Dans le monde industriel en revanche, les mesures fondent des décisions très différentes : le procédé doit-il être réglé ? Le produit est-il conforme ? Le patient est-il malade ? Comme les mesures ne sont pas, et ne peuvent pas (pour une multitude de raisons) être justes, les décisions ne peuvent pas être certaines. Dès lors, il existe un risque associé à chaque décision, il nous faut l’accepter ; cela est inexorable.
En réalité, il n’existe pas un seul risque, mais deux. En effet, le client d’un fournisseur peut se tromper en décidant que la pièce qui lui est livrée est bonne alors qu’elle ne l’est pas (Risque dit Risque Client), ou se tromper en décidant que la pièce n’est pas bonne alors qu’elle l’est en réalité (Risque dit Fournisseur). De même pour un patient, on peut penser qu’il n’est pas malade alors qu’il l’est en réalité. Il ne bénéficie donc pas du traitement idoine et peut alors se retrouver en danger. On peut aussi penser qu’il est malade alors qu’il ne l’est pas. Dans ce cas, il subit, à tort, un traitement inutile aux conséquences éventuellement néfastes pour lui (effets secondaires,…). Ce dernier exemple montre à l’évidence que le patient subit lui-même les deux risques, tout comme le client de la pièce de l’exemple précédent subit lui aussi les deux risques : il peut recevoir une pièce non conforme et le prix des pièces qu’il achète tient compte évidemment de celles qu’il n’a pas reçues, c’est-à-dire celles qui ont été rebutées, qu’elles aient été conformes ou non.

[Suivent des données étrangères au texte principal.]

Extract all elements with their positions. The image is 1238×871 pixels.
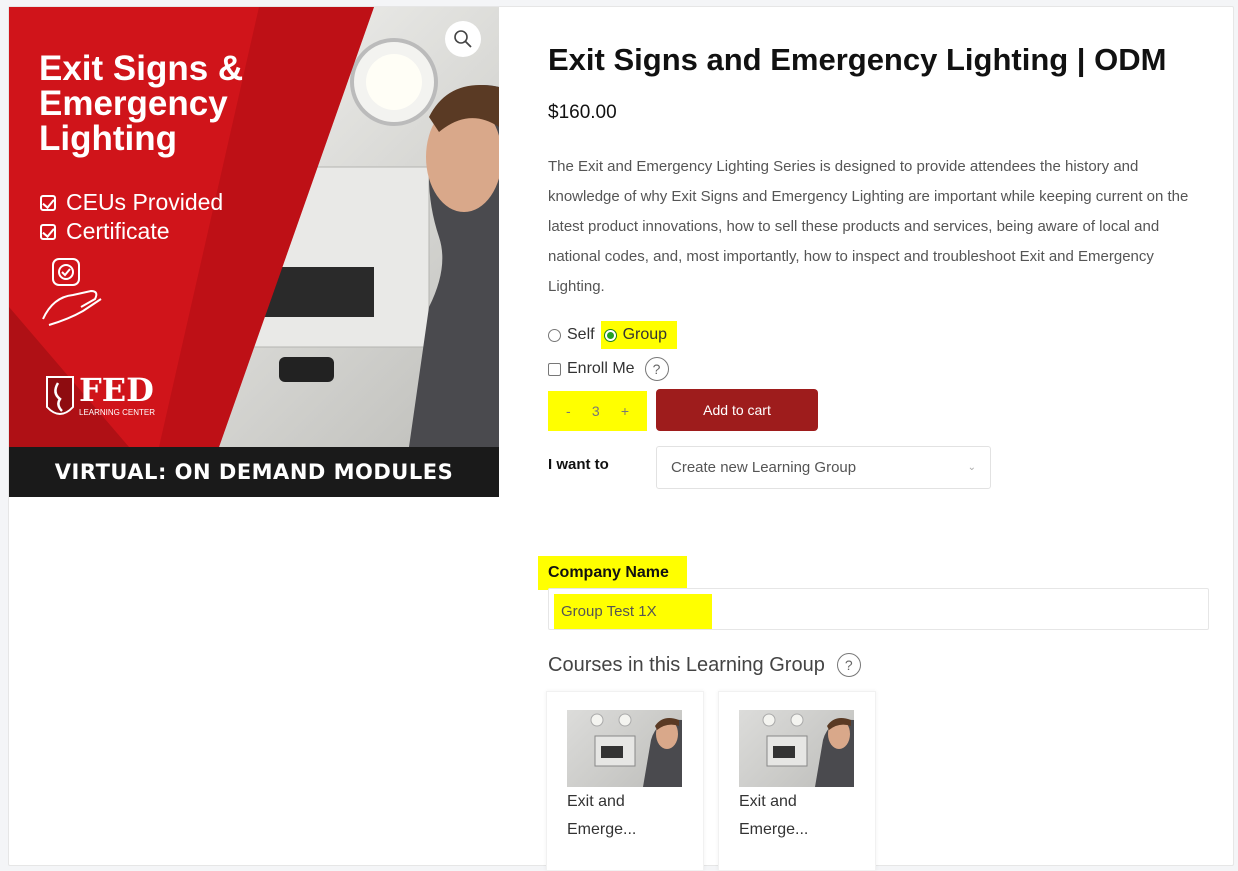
quantity-decrease-button[interactable]: - [566, 403, 571, 419]
enrollment-type-options: Self Group [548, 321, 678, 349]
course-thumbnail [567, 710, 682, 787]
checkbox-icon [40, 194, 56, 211]
option-self[interactable]: Self [548, 321, 601, 349]
image-title: Exit Signs & Emergency Lighting [39, 49, 244, 158]
quantity-value[interactable]: 3 [592, 403, 600, 419]
quantity-stepper: - 3 + [548, 391, 647, 431]
search-icon [454, 30, 472, 48]
course-card[interactable]: Exit and Emerge... [546, 691, 704, 871]
image-bullet-certificate: Certificate [40, 218, 170, 245]
radio-group[interactable] [603, 328, 617, 342]
product-description: The Exit and Emergency Lighting Series i… [548, 158, 1189, 295]
course-card[interactable]: Exit and Emerge... [718, 691, 876, 871]
image-banner: VIRTUAL: ON DEMAND MODULES [9, 447, 499, 497]
product-page: Exit Signs & Emergency Lighting CEUs Pro… [8, 6, 1234, 871]
course-name: Exit and Emerge... [567, 793, 637, 838]
enroll-me-row: Enroll Me ? [548, 357, 669, 381]
company-name-label: Company Name [538, 556, 687, 590]
i-want-to-select[interactable]: Create new Learning Group ⌄ [656, 446, 991, 489]
company-name-value[interactable]: Group Test 1X [554, 594, 712, 629]
product-title: Exit Signs and Emergency Lighting | ODM [548, 42, 1167, 77]
course-name: Exit and Emerge... [739, 793, 809, 838]
enroll-me-checkbox[interactable] [548, 362, 561, 376]
product-price: $160.00 [548, 102, 617, 123]
i-want-to-value: Create new Learning Group [671, 459, 857, 476]
question-icon[interactable]: ? [836, 653, 861, 677]
question-icon[interactable]: ? [644, 357, 669, 381]
option-group[interactable]: Group [600, 321, 678, 349]
i-want-to-label: I want to [548, 456, 609, 473]
radio-self[interactable] [548, 328, 561, 342]
image-bullet-ceus: CEUs Provided [40, 189, 223, 216]
enroll-me-label: Enroll Me [567, 360, 635, 377]
add-to-cart-button[interactable]: Add to cart [656, 389, 818, 431]
courses-heading: Courses in this Learning Group ? [548, 653, 861, 677]
chevron-down-icon: ⌄ [967, 462, 976, 473]
zoom-button[interactable] [445, 21, 481, 57]
quantity-increase-button[interactable]: + [621, 403, 629, 419]
checkbox-icon [40, 223, 56, 240]
fed-logo: FED LEARNING CENTER [79, 371, 156, 417]
course-thumbnail [739, 710, 854, 787]
product-image[interactable]: Exit Signs & Emergency Lighting CEUs Pro… [9, 7, 499, 497]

L’estimation de ces risques relève d’une science qui n’est pas directement celle de la métrologie. La statistique est la science qui s’attache à évaluer des probabilités, probabilités qui deviennent des risques lorsqu’une décision est prise. Et la statistique montre que les deux risques, Client et Fournisseur ne s’équilibrent pas simplement. Baisser l’un de quelques pourcents fait augmenter l’autre de plusieurs dizaines de pourcents. La relation n’est pas linéaire… L’efficience peut alors se définir comme la capacité à trouver un équilibre entre ces risques. Pour cela, la représentation probabiliste de notre réalité est un passage quasi-obligatoire.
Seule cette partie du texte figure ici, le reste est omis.